У меня нет никаких догадок, что со мной происходит. Знаю только, что это очень больно, выглядит стремно и как-то связано с приближением весны. Я боюсь смотреться в зеркало — и заглядываю туда каждый час в надежде, что отек хоть немного спадет. Прикладываю столовые ложки, охлажденные в утробе холодильника, к пылающим векам. Бесполезно. Если оно началось, то минимум на неделю я — китаянка. Скоро все это начнет шелушиться, а я не смогу терпеть — буду трогать, ощупывать, отщипывать крошечные кусочки кожи, рискуя оставить рубцы и «занести новую заразу».
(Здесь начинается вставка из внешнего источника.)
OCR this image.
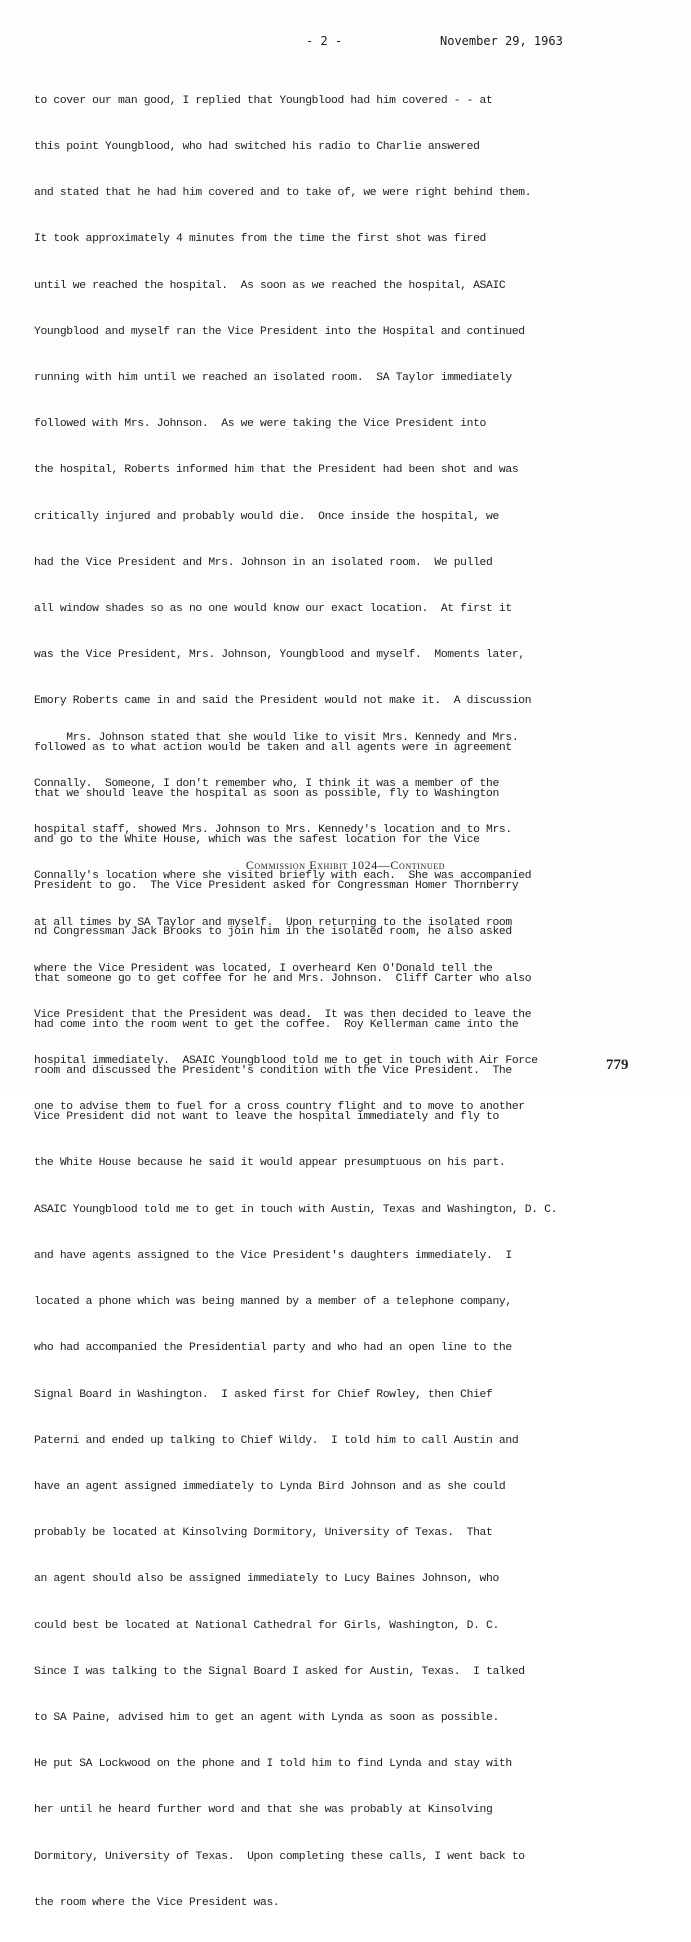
- 2 -	November 29, 1963

to cover our man good, I replied that Youngblood had him covered - - at

this point Youngblood, who had switched his radio to Charlie answered

and stated that he had him covered and to take of, we were right behind them.

It took approximately 4 minutes from the time the first shot was fired

until we reached the hospital.  As soon as we reached the hospital, ASAIC

Youngblood and myself ran the Vice President into the Hospital and continued

running with him until we reached an isolated room.  SA Taylor immediately

followed with Mrs. Johnson.  As we were taking the Vice President into

the hospital, Roberts informed him that the President had been shot and was

critically injured and probably would die.  Once inside the hospital, we

had the Vice President and Mrs. Johnson in an isolated room.  We pulled

all window shades so as no one would know our exact location.  At first it

was the Vice President, Mrs. Johnson, Youngblood and myself.  Moments later,

Emory Roberts came in and said the President would not make it.  A discussion

followed as to what action would be taken and all agents were in agreement

that we should leave the hospital as soon as possible, fly to Washington

and go to the White House, which was the safest location for the Vice

President to go.  The Vice President asked for Congressman Homer Thornberry

nd Congressman Jack Brooks to join him in the isolated room, he also asked

that someone go to get coffee for he and Mrs. Johnson.  Cliff Carter who also

had come into the room went to get the coffee.  Roy Kellerman came into the

room and discussed the President's condition with the Vice President.  The

Vice President did not want to leave the hospital immediately and fly to

the White House because he said it would appear presumptuous on his part.

ASAIC Youngblood told me to get in touch with Austin, Texas and Washington, D. C.

and have agents assigned to the Vice President's daughters immediately.  I

located a phone which was being manned by a member of a telephone company,

who had accompanied the Presidential party and who had an open line to the

Signal Board in Washington.  I asked first for Chief Rowley, then Chief

Paterni and ended up talking to Chief Wildy.  I told him to call Austin and

have an agent assigned immediately to Lynda Bird Johnson and as she could

probably be located at Kinsolving Dormitory, University of Texas.  That

an agent should also be assigned immediately to Lucy Baines Johnson, who

could best be located at National Cathedral for Girls, Washington, D. C.

Since I was talking to the Signal Board I asked for Austin, Texas.  I talked

to SA Paine, advised him to get an agent with Lynda as soon as possible.

He put SA Lockwood on the phone and I told him to find Lynda and stay with

her until he heard further word and that she was probably at Kinsolving

Dormitory, University of Texas.  Upon completing these calls, I went back to

the room where the Vice President was.

Mrs. Johnson stated that she would like to visit Mrs. Kennedy and Mrs.

Connally.  Someone, I don't remember who, I think it was a member of the

hospital staff, showed Mrs. Johnson to Mrs. Kennedy's location and to Mrs.

Connally's location where she visited briefly with each.  She was accompanied

at all times by SA Taylor and myself.  Upon returning to the isolated room

where the Vice President was located, I overheard Ken O'Donald tell the

Vice President that the President was dead.  It was then decided to leave the

hospital immediately.  ASAIC Youngblood told me to get in touch with Air Force

one to advise them to fuel for a cross country flight and to move to another

Commission Exhibit 1024—Continued
779
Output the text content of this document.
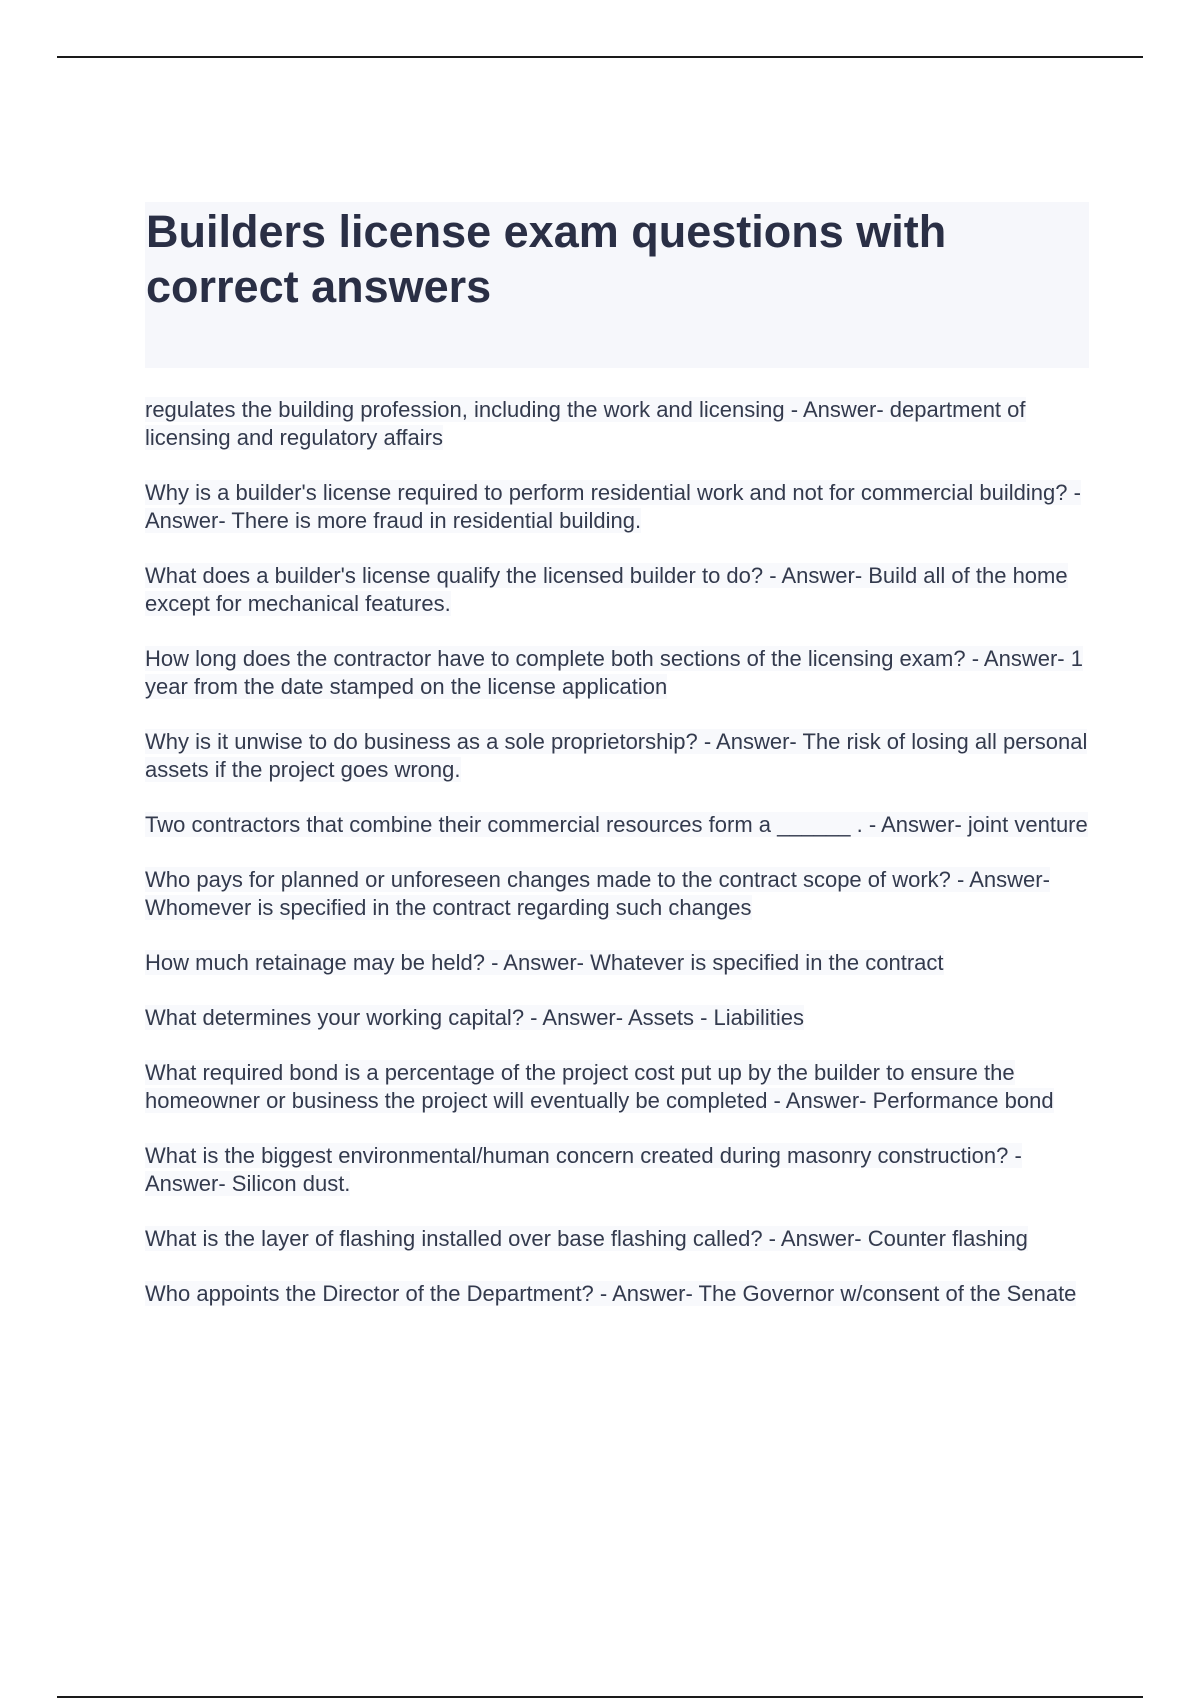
Builders license exam questions with correct answers
regulates the building profession, including the work and licensing - Answer- department of licensing and regulatory affairs
Why is a builder's license required to perform residential work and not for commercial building? - Answer- There is more fraud in residential building.
What does a builder's license qualify the licensed builder to do? - Answer- Build all of the home except for mechanical features.
How long does the contractor have to complete both sections of the licensing exam? - Answer- 1 year from the date stamped on the license application
Why is it unwise to do business as a sole proprietorship? - Answer- The risk of losing all personal assets if the project goes wrong.
Two contractors that combine their commercial resources form a ______ . - Answer- joint venture
Who pays for planned or unforeseen changes made to the contract scope of work? - Answer- Whomever is specified in the contract regarding such changes
How much retainage may be held? - Answer- Whatever is specified in the contract
What determines your working capital? - Answer- Assets - Liabilities
What required bond is a percentage of the project cost put up by the builder to ensure the homeowner or business the project will eventually be completed - Answer- Performance bond
What is the biggest environmental/human concern created during masonry construction? - Answer- Silicon dust.
What is the layer of flashing installed over base flashing called? - Answer- Counter flashing
Who appoints the Director of the Department? - Answer- The Governor w/consent of the Senate
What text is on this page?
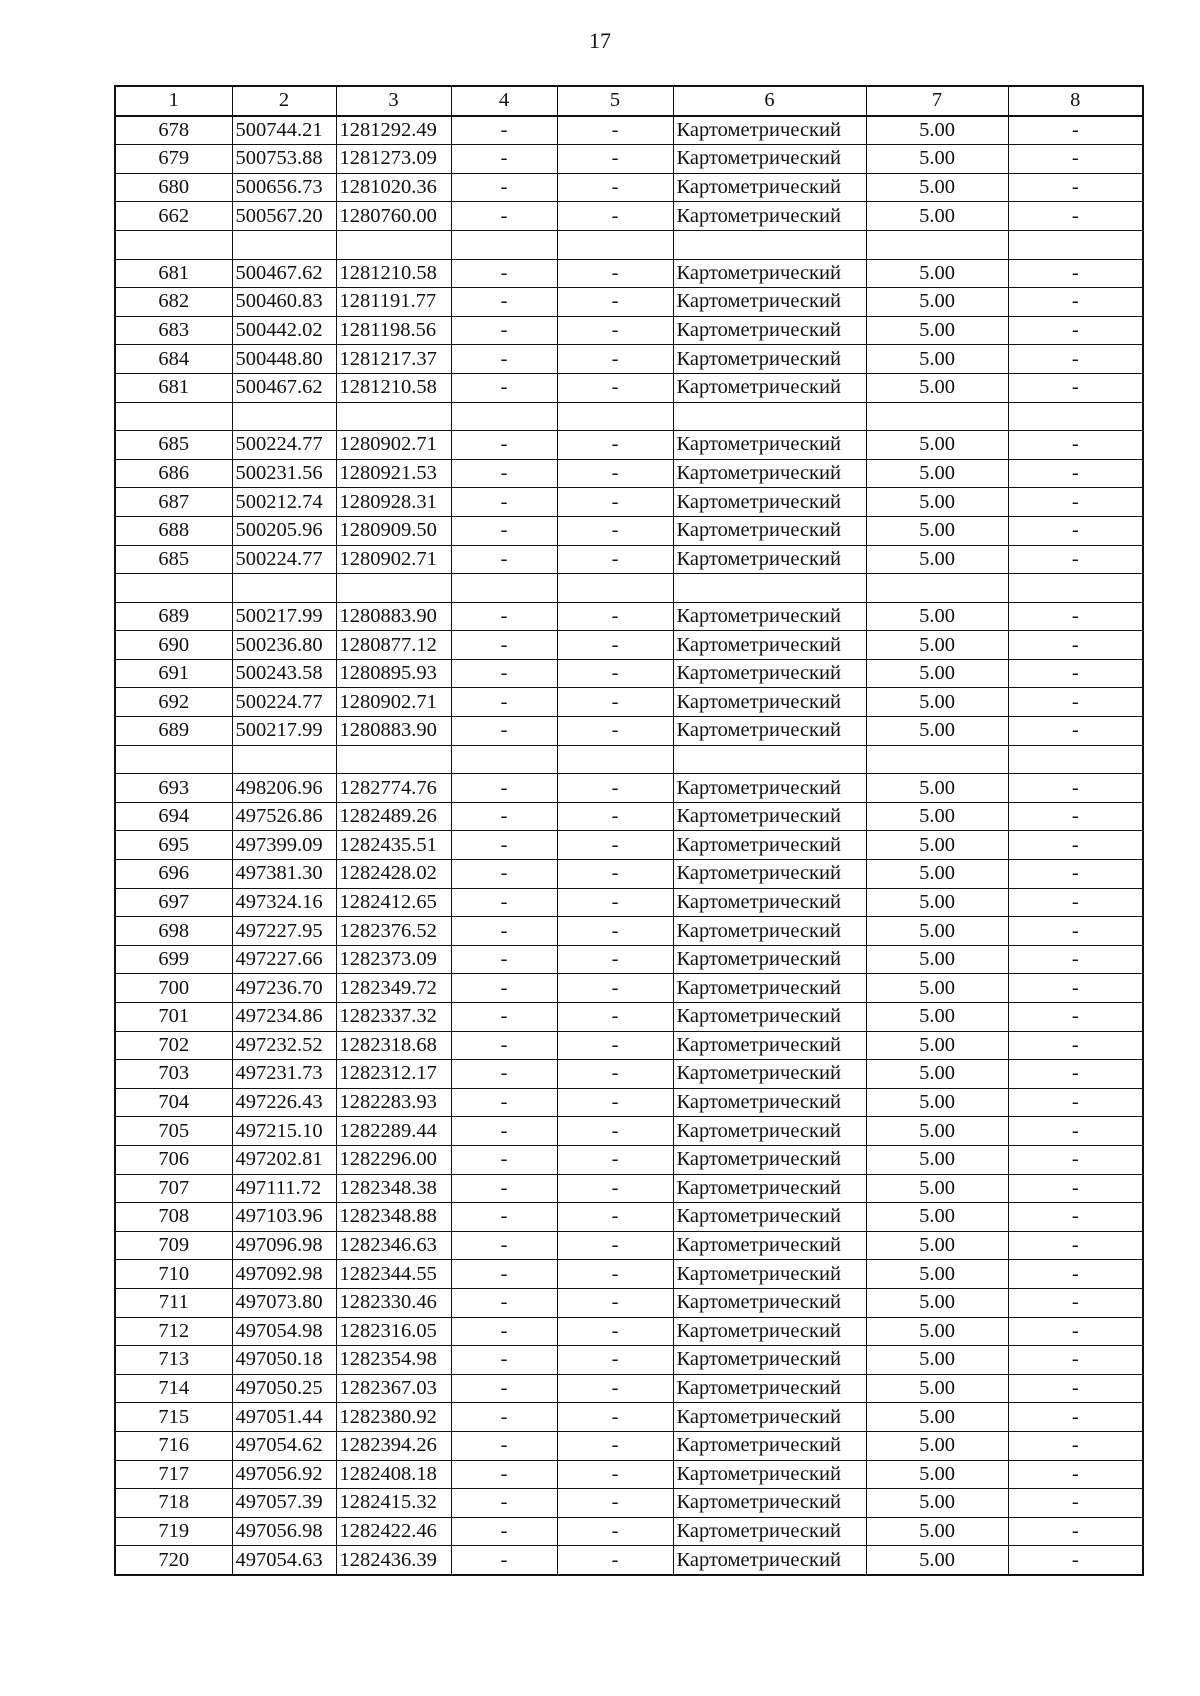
17
1	2	3	4	5	6	7	8
678	500744.21	1281292.49	-	-	Картометрический	5.00	-
679	500753.88	1281273.09	-	-	Картометрический	5.00	-
680	500656.73	1281020.36	-	-	Картометрический	5.00	-
662	500567.20	1280760.00	-	-	Картометрический	5.00	-

681	500467.62	1281210.58	-	-	Картометрический	5.00	-
682	500460.83	1281191.77	-	-	Картометрический	5.00	-
683	500442.02	1281198.56	-	-	Картометрический	5.00	-
684	500448.80	1281217.37	-	-	Картометрический	5.00	-
681	500467.62	1281210.58	-	-	Картометрический	5.00	-

685	500224.77	1280902.71	-	-	Картометрический	5.00	-
686	500231.56	1280921.53	-	-	Картометрический	5.00	-
687	500212.74	1280928.31	-	-	Картометрический	5.00	-
688	500205.96	1280909.50	-	-	Картометрический	5.00	-
685	500224.77	1280902.71	-	-	Картометрический	5.00	-

689	500217.99	1280883.90	-	-	Картометрический	5.00	-
690	500236.80	1280877.12	-	-	Картометрический	5.00	-
691	500243.58	1280895.93	-	-	Картометрический	5.00	-
692	500224.77	1280902.71	-	-	Картометрический	5.00	-
689	500217.99	1280883.90	-	-	Картометрический	5.00	-

693	498206.96	1282774.76	-	-	Картометрический	5.00	-
694	497526.86	1282489.26	-	-	Картометрический	5.00	-
695	497399.09	1282435.51	-	-	Картометрический	5.00	-
696	497381.30	1282428.02	-	-	Картометрический	5.00	-
697	497324.16	1282412.65	-	-	Картометрический	5.00	-
698	497227.95	1282376.52	-	-	Картометрический	5.00	-
699	497227.66	1282373.09	-	-	Картометрический	5.00	-
700	497236.70	1282349.72	-	-	Картометрический	5.00	-
701	497234.86	1282337.32	-	-	Картометрический	5.00	-
702	497232.52	1282318.68	-	-	Картометрический	5.00	-
703	497231.73	1282312.17	-	-	Картометрический	5.00	-
704	497226.43	1282283.93	-	-	Картометрический	5.00	-
705	497215.10	1282289.44	-	-	Картометрический	5.00	-
706	497202.81	1282296.00	-	-	Картометрический	5.00	-
707	497111.72	1282348.38	-	-	Картометрический	5.00	-
708	497103.96	1282348.88	-	-	Картометрический	5.00	-
709	497096.98	1282346.63	-	-	Картометрический	5.00	-
710	497092.98	1282344.55	-	-	Картометрический	5.00	-
711	497073.80	1282330.46	-	-	Картометрический	5.00	-
712	497054.98	1282316.05	-	-	Картометрический	5.00	-
713	497050.18	1282354.98	-	-	Картометрический	5.00	-
714	497050.25	1282367.03	-	-	Картометрический	5.00	-
715	497051.44	1282380.92	-	-	Картометрический	5.00	-
716	497054.62	1282394.26	-	-	Картометрический	5.00	-
717	497056.92	1282408.18	-	-	Картометрический	5.00	-
718	497057.39	1282415.32	-	-	Картометрический	5.00	-
719	497056.98	1282422.46	-	-	Картометрический	5.00	-
720	497054.63	1282436.39	-	-	Картометрический	5.00	-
У меня нет даже черных очков, чтобы спрятать за ними эту несправедливость. Актеры из бабушкиных сериалов в таких случаях сразу надевают огромные очки и притворяются, будто у них легкая мигрень. У меня не мигрень — у меня вздулась половина лица, но все, на что я могу рассчитывать, — детские очки с узкими прямоугольными сиреневыми стеклами. Я законно владею ими с десяти лет. Тогда мне казалось, что это супервещь, наличие которой делает меня загадочной. Но теперь она безнадежно устарела. К тому же никто не носит летние очки зимой, даже такие классные и сиреневые, как эти.

* * *

Пятый день пропускаю школу, вру учителям и одноклассникам, что у меня ОРВИ. Кому какая разница, чем я болею на самом деле. Мне ведь правда больно, я не симулирую. Иногда, правда, дурацкий внутренний голос презрительно шепчет: «Подумаешь, глаз припух! Люди на ледоколах, в минус шестьдесят, покоряют континенты…» Но у меня нет сил покорять континенты. Всю свою энергию я потратила, убеждая родителей написать и отнести объяснительную классной.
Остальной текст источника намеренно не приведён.